Suppose we have two symmetric, positive definite $n \times n$ matrices $A$ and $B$, where $n > 1 $ and $A \neq B$. Also $\det A = \det B$. Prove that the set $$\{x : x^T(A-B)x = 1\}$$ isn't bounded.
My approach was rather intuitive: $x^T(A-B)x =1 \rightarrow x^TAx - x^TBx = 1 \rightarrow (A^{\frac{1}{2}}x)^T(A^{\frac{1}{2}}x) - (B^{\frac{1}{2}}x)^T(B^{\frac{1}{2}}x) = 1 \rightarrow ||A^{\frac{1}{2}}x||^2 - ||B^{\frac{1}{2}}x||^2 = 1$
and this expression is similar to equation $x^2 - y^2 = 1$ which define a hyperbola which isn't bounded.
I understand that the last conclusion seems strange and extremely not rigorous, that's why I ask you to help me prove it rigorously.
P.S. If my intuitive approach works out here, can we say that the set $\{x: x^T(A+B)x = 1\}$ is bounded (because $x^2 + y^2 = 1$ is bounded )
Thank you very much in advance for any help!
$\mathbf{UPDATE:}$ The proof of the fact that $A-B\ $ is neither positive semidefinite nor negative definite is here
Your intuition is interesting, and you almost got it right. But there is a problem.
If $T$ is symmetric positive definite, then the set $X=\{x:\ x^TTx=1\}$ is bounded. This can be seen by writing $T=W^TDW$, with $W$ orthogonal and $D$ diagonal. Then $Y=WX$, where $Y=\{y:\ y^TDy=1\}$. Thus $X$ is bounded if and only if $Y$ is bounded. And $Y$ consists of those $y$ such that $$\tag1d_1y_1^2+d_2y_2^2+\cdots+d_ny_n^2=1,$$ which is bounded.
In particular, as you say, the case with $A+B$ produces a bounded set.
The problem with $A-B$ arises since $A-B$ can still be positive definite. For instance, if $A=2B$, then your set is bounded. More generally, any choice such that $A-B$ is positive definite will produce a bounded set.

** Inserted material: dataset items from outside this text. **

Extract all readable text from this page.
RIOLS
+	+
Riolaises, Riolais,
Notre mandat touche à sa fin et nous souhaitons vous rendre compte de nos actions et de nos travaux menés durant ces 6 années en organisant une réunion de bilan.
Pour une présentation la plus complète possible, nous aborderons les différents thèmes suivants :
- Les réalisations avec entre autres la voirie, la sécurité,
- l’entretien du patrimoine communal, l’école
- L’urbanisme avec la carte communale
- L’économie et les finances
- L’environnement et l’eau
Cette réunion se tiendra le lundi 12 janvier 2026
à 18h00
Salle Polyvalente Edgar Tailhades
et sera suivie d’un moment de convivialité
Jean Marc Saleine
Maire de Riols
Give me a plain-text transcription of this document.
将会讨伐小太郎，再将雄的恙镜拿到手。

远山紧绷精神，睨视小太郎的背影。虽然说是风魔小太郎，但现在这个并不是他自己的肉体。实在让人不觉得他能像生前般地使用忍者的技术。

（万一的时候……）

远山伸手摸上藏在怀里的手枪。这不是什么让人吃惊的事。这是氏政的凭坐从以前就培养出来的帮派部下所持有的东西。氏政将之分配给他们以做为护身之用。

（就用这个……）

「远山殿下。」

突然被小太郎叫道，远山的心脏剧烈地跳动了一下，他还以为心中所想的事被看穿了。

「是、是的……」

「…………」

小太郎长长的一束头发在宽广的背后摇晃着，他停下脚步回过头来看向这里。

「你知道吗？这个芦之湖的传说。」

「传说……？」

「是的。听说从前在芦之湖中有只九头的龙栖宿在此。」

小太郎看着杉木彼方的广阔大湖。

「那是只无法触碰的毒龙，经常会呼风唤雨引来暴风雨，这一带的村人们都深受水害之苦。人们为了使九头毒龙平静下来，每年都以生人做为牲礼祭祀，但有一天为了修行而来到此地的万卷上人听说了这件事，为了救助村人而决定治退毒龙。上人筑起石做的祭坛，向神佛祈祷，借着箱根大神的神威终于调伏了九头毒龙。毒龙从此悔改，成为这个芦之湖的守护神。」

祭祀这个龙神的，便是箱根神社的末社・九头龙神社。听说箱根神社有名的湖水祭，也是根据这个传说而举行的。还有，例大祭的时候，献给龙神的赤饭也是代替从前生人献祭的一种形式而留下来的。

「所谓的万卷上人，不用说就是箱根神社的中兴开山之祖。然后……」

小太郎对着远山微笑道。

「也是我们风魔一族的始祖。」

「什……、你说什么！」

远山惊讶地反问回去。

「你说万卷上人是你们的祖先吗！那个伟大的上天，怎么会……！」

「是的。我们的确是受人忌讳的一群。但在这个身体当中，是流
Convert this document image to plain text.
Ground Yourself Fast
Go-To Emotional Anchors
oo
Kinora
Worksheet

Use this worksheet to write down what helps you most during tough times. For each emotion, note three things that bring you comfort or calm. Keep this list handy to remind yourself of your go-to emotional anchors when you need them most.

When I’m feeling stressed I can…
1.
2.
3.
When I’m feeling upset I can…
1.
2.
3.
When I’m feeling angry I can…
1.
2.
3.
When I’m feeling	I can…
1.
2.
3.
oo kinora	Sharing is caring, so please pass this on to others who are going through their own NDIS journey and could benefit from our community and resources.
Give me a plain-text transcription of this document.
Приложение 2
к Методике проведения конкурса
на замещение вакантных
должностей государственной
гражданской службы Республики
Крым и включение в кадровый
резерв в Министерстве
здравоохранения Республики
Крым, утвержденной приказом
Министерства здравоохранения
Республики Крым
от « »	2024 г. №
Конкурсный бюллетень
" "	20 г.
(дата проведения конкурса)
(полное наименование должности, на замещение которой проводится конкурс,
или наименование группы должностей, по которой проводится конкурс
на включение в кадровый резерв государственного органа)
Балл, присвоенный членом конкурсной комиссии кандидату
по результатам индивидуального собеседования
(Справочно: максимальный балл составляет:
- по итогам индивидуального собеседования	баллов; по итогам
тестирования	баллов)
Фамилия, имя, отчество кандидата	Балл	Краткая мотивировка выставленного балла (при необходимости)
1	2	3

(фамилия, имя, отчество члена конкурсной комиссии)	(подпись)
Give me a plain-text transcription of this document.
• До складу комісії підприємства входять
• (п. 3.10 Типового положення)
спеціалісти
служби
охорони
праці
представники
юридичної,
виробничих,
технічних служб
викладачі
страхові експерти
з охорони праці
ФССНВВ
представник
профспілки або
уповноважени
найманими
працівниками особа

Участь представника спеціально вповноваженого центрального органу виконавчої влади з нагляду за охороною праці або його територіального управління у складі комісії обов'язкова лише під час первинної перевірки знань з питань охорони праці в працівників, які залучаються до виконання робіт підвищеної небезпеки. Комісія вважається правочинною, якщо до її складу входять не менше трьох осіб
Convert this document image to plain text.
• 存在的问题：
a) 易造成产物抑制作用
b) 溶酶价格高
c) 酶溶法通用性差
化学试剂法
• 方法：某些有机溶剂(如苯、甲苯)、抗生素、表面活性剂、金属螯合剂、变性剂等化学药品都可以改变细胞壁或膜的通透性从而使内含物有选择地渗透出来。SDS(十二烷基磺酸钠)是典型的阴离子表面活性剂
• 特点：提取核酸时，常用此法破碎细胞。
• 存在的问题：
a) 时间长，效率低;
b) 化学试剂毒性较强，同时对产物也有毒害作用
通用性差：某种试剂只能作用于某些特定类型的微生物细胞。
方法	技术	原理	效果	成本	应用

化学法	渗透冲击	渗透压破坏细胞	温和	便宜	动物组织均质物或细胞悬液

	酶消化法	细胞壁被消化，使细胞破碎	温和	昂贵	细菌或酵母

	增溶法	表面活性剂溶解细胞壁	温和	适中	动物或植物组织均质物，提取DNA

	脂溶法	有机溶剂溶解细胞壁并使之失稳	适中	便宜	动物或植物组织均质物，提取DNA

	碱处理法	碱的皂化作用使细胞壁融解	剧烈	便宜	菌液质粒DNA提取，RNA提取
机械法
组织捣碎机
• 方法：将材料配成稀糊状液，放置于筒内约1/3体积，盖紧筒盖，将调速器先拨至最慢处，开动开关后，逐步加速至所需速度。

When $A-B$ is not positive semidefinite nor negative definite, it is still symmetric so diagonalizable, and it will have a positive and an negative eigenvalue; thus one can reproduce the argument above but now in $(1)$ some terms will have negative signs, which will allow you to make the set unbounded.